De notre correspondant à Tizi Ouzou
Lakhdar Siad

Entrée du village du combattant Ali Zamoum, Ighil Imoula : «Oui aux accords d'Evian», est le slogan d'une époque mémorable toujours lisible sur un mur fatigué d'une maison basse. On devrait ajouter, question d'actualisation, «Ci-gît Ighil Imoula», tant une débauche de misère humaine et sociale vous soulève le cœur.

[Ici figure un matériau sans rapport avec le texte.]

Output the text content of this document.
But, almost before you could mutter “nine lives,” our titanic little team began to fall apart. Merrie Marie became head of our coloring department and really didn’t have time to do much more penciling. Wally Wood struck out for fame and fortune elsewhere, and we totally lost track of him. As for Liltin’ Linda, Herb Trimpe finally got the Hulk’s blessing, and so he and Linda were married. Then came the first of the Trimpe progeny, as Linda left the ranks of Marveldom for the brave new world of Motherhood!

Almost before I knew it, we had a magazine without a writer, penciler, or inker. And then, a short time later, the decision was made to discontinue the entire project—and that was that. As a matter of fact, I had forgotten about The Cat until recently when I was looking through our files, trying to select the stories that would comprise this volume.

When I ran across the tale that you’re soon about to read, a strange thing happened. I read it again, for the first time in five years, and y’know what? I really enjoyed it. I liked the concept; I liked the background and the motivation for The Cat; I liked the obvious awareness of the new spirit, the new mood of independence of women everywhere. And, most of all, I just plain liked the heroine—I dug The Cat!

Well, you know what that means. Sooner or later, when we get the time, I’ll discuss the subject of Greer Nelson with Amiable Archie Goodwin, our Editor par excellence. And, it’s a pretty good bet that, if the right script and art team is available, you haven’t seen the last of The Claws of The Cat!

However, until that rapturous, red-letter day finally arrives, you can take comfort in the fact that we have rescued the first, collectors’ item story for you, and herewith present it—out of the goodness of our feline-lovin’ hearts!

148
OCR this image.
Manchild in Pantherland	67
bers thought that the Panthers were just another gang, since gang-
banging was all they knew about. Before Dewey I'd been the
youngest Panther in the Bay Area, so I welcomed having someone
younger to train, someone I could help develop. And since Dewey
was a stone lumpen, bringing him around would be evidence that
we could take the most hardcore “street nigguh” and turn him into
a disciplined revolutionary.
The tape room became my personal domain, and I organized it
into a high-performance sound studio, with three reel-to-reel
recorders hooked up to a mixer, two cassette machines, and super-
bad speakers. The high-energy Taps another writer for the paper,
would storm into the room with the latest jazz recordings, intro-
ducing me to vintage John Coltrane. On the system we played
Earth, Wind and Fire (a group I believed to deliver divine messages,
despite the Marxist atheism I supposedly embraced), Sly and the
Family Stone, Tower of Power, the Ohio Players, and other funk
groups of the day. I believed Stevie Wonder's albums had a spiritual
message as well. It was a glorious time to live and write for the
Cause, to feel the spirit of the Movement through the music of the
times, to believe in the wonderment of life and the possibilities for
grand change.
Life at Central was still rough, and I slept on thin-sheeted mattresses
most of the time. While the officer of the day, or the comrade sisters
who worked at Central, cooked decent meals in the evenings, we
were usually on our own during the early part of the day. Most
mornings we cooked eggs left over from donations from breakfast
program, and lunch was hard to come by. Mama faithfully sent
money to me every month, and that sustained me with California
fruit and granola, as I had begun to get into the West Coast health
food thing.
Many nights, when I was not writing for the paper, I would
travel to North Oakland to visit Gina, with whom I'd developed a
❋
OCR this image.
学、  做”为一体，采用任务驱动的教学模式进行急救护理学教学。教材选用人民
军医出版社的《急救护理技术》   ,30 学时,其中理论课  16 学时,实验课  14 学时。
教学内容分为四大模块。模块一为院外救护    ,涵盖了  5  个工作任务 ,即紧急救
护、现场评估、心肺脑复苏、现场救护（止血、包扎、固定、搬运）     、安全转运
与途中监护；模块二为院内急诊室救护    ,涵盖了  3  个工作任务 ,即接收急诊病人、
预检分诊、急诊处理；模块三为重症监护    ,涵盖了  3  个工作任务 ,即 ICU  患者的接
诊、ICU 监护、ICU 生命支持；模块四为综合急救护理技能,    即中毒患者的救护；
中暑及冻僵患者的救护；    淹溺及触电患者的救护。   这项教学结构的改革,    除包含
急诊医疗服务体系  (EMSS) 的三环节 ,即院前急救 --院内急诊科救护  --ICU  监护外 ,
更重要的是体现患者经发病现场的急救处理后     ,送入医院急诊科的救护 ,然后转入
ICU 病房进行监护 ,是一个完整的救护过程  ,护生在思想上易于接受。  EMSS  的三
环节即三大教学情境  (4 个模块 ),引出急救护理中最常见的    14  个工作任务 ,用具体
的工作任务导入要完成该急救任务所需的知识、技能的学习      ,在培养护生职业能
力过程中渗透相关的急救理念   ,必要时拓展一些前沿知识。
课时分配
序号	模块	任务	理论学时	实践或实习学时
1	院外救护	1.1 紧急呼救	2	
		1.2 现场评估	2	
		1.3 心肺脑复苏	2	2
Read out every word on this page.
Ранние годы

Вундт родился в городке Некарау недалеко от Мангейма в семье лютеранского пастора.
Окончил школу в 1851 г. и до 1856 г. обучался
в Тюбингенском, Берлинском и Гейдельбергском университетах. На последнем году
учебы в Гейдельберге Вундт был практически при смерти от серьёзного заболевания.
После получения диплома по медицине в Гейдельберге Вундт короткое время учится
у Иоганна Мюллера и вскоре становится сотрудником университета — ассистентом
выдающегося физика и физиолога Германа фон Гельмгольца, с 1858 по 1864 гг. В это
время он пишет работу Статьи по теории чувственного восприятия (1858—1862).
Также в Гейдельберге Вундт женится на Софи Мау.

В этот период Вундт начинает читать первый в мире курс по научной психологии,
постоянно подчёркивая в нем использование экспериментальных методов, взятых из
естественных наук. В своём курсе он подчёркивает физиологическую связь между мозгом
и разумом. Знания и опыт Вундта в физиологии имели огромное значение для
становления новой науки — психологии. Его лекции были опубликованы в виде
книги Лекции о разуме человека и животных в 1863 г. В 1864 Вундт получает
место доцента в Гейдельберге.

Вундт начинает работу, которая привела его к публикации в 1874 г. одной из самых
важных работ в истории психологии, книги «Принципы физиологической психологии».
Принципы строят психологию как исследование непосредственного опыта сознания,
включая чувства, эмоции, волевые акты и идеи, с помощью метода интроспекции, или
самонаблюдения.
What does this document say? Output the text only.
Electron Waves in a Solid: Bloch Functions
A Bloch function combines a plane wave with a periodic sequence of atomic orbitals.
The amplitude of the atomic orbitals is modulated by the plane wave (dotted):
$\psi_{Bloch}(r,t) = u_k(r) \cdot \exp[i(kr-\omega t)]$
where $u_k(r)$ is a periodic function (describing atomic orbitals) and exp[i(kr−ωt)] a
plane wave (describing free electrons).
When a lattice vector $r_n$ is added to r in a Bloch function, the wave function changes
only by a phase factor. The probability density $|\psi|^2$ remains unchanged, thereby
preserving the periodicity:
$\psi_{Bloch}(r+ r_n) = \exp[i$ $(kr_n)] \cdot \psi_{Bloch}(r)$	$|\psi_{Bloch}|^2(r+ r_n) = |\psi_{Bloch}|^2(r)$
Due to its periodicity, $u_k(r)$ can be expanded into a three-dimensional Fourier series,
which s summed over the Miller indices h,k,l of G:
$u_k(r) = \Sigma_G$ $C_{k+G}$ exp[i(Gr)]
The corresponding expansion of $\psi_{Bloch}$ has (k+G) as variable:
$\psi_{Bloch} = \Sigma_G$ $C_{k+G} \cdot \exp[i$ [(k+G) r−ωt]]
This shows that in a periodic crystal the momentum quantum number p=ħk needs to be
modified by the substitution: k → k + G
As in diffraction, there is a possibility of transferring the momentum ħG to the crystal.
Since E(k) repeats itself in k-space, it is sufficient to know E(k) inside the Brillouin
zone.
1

Décédé à Paris le 28 août 2004 à l'âge de 71 ans, Ali Zamoum est toujours vivant dans le cœur de beaucoup de femmes et d'hommes de sa génération et celle d'après aussi bien ici chez lui dans son village d'Ighil Imoula (haute Kabylie) qu'ailleurs dans le pays pour avoir été un nom intimement lié à la guerre d'indépendance déclenchée un certain 1er novembre 1954. Le nom d'Ali Zamoum est synonyme d'un fait historique unique dans l'histoire de cette guerre contre la colonisation française : le texte de la proclamation du 1er Novembre 1954 a été ronéotypé avec son irremplaçable concours et celui des villageois d'Ighil Imoula. «[…] J'avais reçu de Krim Belkacem un texte que je devais reproduire en milliers d'exemplaires. A Tizi Ouzou, je reçus un journaliste, Laïchaoui Mohamed, envoyé par l'organisation, chargé d'imprimer ce document à la ronéo. Je l'ai emmené de nuit jusqu'à notre village en taxi […]. Là, je lui montrai le texte qu'il fallait taper sur stencil. Il se rendit compte alors du contenu des deux pages qu'il devait reproduire. C'était la proclamation au peuple algérien, aux militants de la cause nationale.» Une véritable déclaration de guerre qui portait une date : 1er novembre 1954. «Le texte historique fut tapé au domicile de Benramdani Omar alors que le tirage à la ronéo s'était fait dans la maison d'Idir Rabah dans le village Ighil Imoula», témoigne-t-il dans le même contexte.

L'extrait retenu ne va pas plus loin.